O Corinthians ainda tentou recorrer ao TST (Tribunal Superior do Trabalho) para reduzir a indenização, alegando enriquecimento sem causa, mas a 3ª Turma negou provimento ao agravo de instrumento.
A defesa do clube alegou que a decisão do TRT-2 (Tribunal Regional do Trabalho da 2ª Região) (SP) havia violado artigos da Constituição Federal, do Código Civil e da Lei Pelé (Lei 9615/98).
O clube paulista alegou, ainda, que o valor da indenização é excessivo, porque, apesar da demora, o jogador conseguiu assinar contrato com o Fluminense, e, além disso, a indenização - correspondente a 50 meses de salário do trabalhador, de R$ 500 - implicaria enriquecimento sem causa.
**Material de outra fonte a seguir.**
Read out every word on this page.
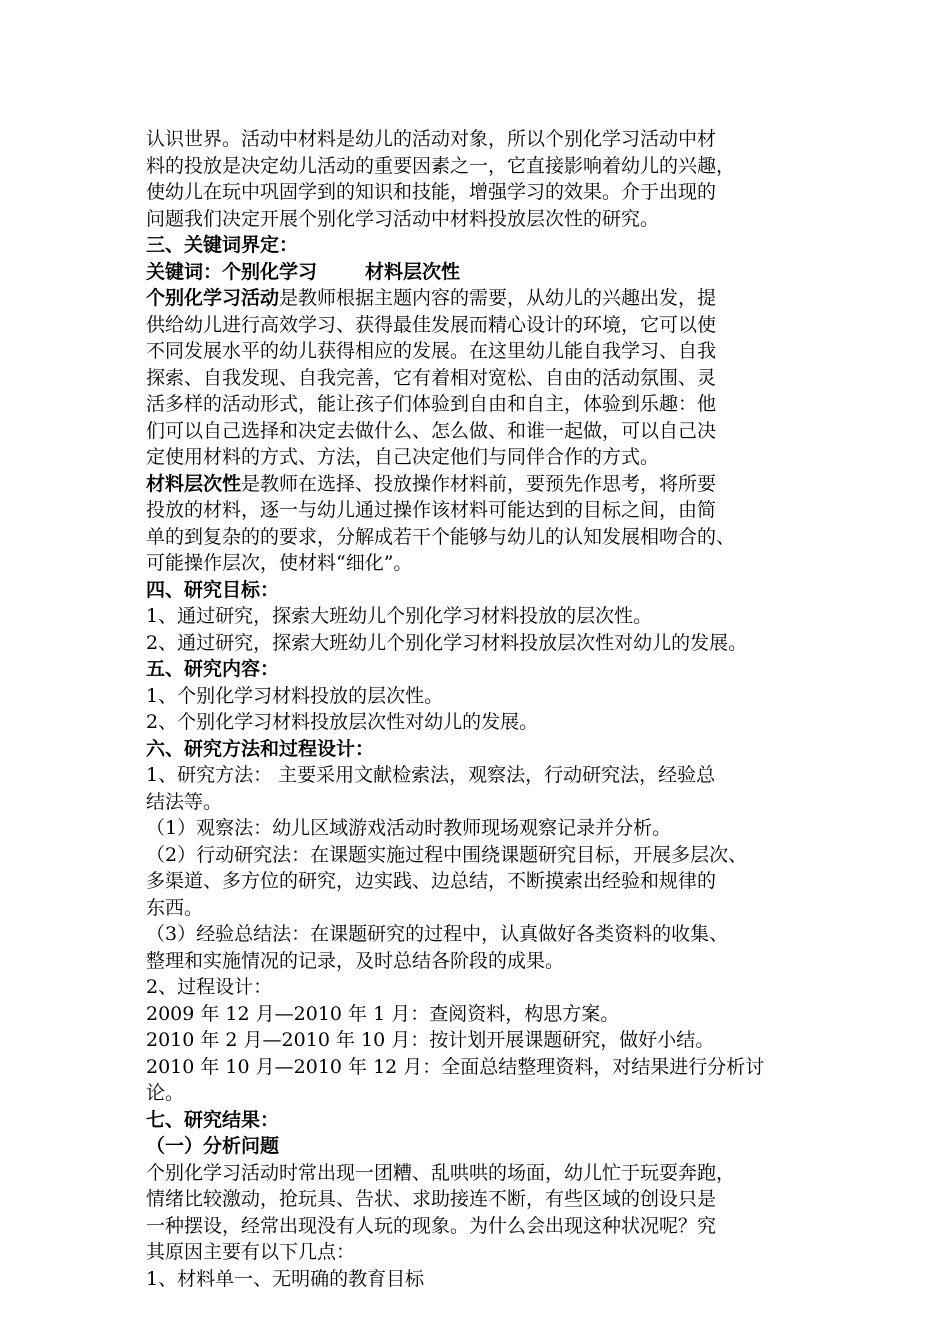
认识世界。活动中材料是幼儿的活动对象，所以个别化学习活动中材
料的投放是决定幼儿活动的重要因素之一，它直接影响着幼儿的兴趣，
使幼儿在玩中巩固学到的知识和技能，增强学习的效果。介于出现的
问题我们决定开展个别化学习活动中材料投放层次性的研究。
三、关键词界定：
关键词：个别化学习	材料层次性
个别化学习活动是教师根据主题内容的需要，从幼儿的兴趣出发，提
供给幼儿进行高效学习、获得最佳发展而精心设计的环境，它可以使
不同发展水平的幼儿获得相应的发展。在这里幼儿能自我学习、自我
探索、自我发现、自我完善，它有着相对宽松、自由的活动氛围、灵
活多样的活动形式，能让孩子们体验到自由和自主，体验到乐趣：他
们可以自己选择和决定去做什么、怎么做、和谁一起做，可以自己决
定使用材料的方式、方法，自己决定他们与同伴合作的方式。
材料层次性是教师在选择、投放操作材料前，要预先作思考，将所要
投放的材料，逐一与幼儿通过操作该材料可能达到的目标之间，由简
单的到复杂的的要求，分解成若干个能够与幼儿的认知发展相吻合的、
可能操作层次，使材料“细化”。
四、研究目标：
1、通过研究，探索大班幼儿个别化学习材料投放的层次性。
2、通过研究，探索大班幼儿个别化学习材料投放层次性对幼儿的发展。
五、研究内容：
1、个别化学习材料投放的层次性。
2、个别化学习材料投放层次性对幼儿的发展。
六、研究方法和过程设计：
1、研究方法： 主要采用文献检索法，观察法，行动研究法，经验总
结法等。
（1）观察法：幼儿区域游戏活动时教师现场观察记录并分析。
（2）行动研究法：在课题实施过程中围绕课题研究目标，开展多层次、
多渠道、多方位的研究，边实践、边总结，不断摸索出经验和规律的
东西。
（3）经验总结法：在课题研究的过程中，认真做好各类资料的收集、
整理和实施情况的记录，及时总结各阶段的成果。
2、过程设计：
2009 年 12 月—2010 年 1 月：查阅资料，构思方案。
2010 年 2 月—2010 年 10 月：按计划开展课题研究，做好小结。
2010 年 10 月—2010 年 12 月：全面总结整理资料，对结果进行分析讨
论。
七、研究结果：
（一）分析问题
个别化学习活动时常出现一团糟、乱哄哄的场面，幼儿忙于玩耍奔跑，
情绪比较激动，抢玩具、告状、求助接连不断，有些区域的创设只是
一种摆设，经常出现没有人玩的现象。为什么会出现这种状况呢？究
其原因主要有以下几点：
1、材料单一、无明确的教育目标
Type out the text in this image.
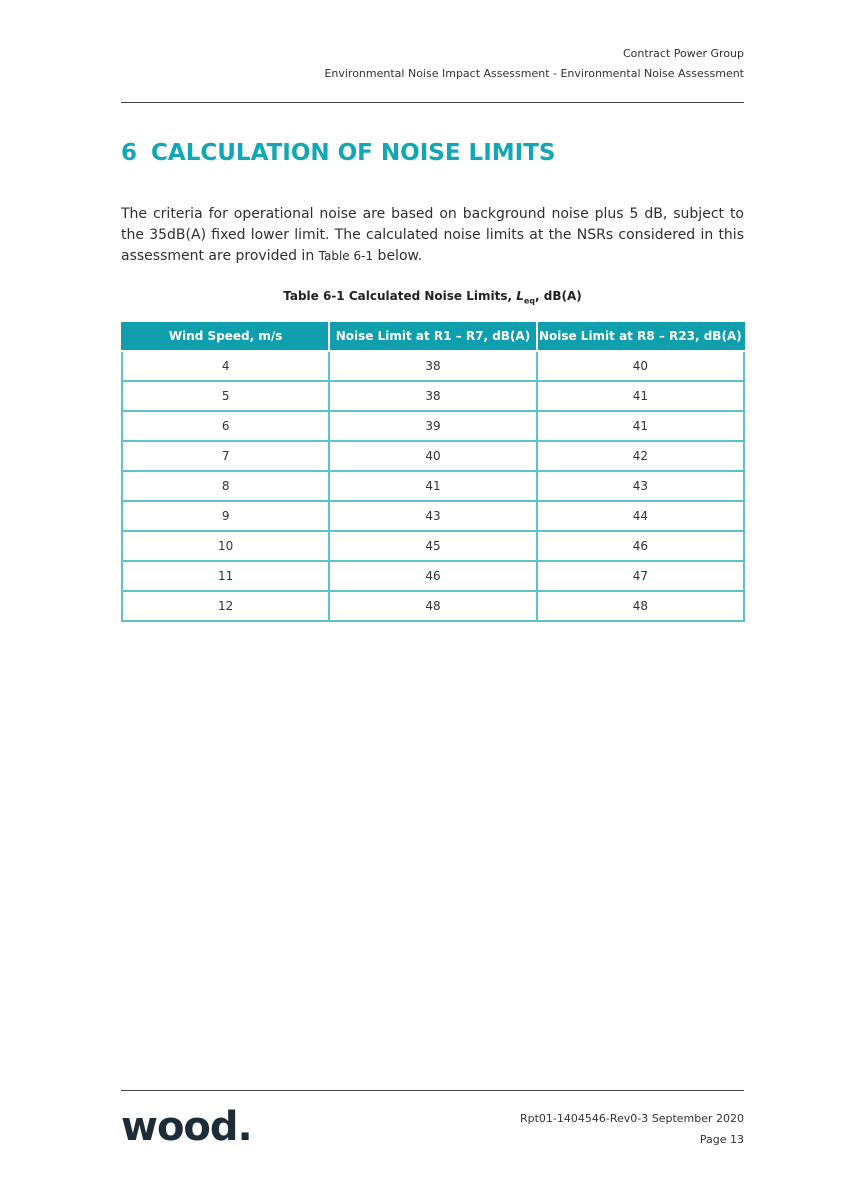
Contract Power Group
Environmental Noise Impact Assessment - Environmental Noise Assessment
6 CALCULATION OF NOISE LIMITS

The criteria for operational noise are based on background noise plus 5 dB, subject to the 35dB(A) fixed lower limit. The calculated noise limits at the NSRs considered in this assessment are provided in Table 6-1 below.

Table 6-1 Calculated Noise Limits, $L_{eq}$, dB(A)
Wind Speed, m/s	Noise Limit at R1 – R7, dB(A)	Noise Limit at R8 – R23, dB(A)
4	38	40
5	38	41
6	39	41
7	40	42
8	41	43
9	43	44
10	45	46
11	46	47
12	48	48
wood.	Rpt01-1404546-Rev0-3 September 2020
Page 13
Segundo o ministro Horácio Raymundo de Senna Pires, relator do agravo no TST, “se alguma desproporcionalidade houve na fixação do valor da indenização por danos morais, ela o foi contra o atleta, e não contra o clube”.
Para o relator, ainda que se admita que o valor exceda ao total dos salários recebidos pelo jogador durante toda a vigência do contrato de trabalho, ”é certo que, se comparado ao que o clube notoriamente paga a seus atletas de ponta, ou, ainda, ao que arrecada com bilheterias, patrocínio e transmissão de jogos pela TV, aquele valor torna-se ínfimo, irrisório”.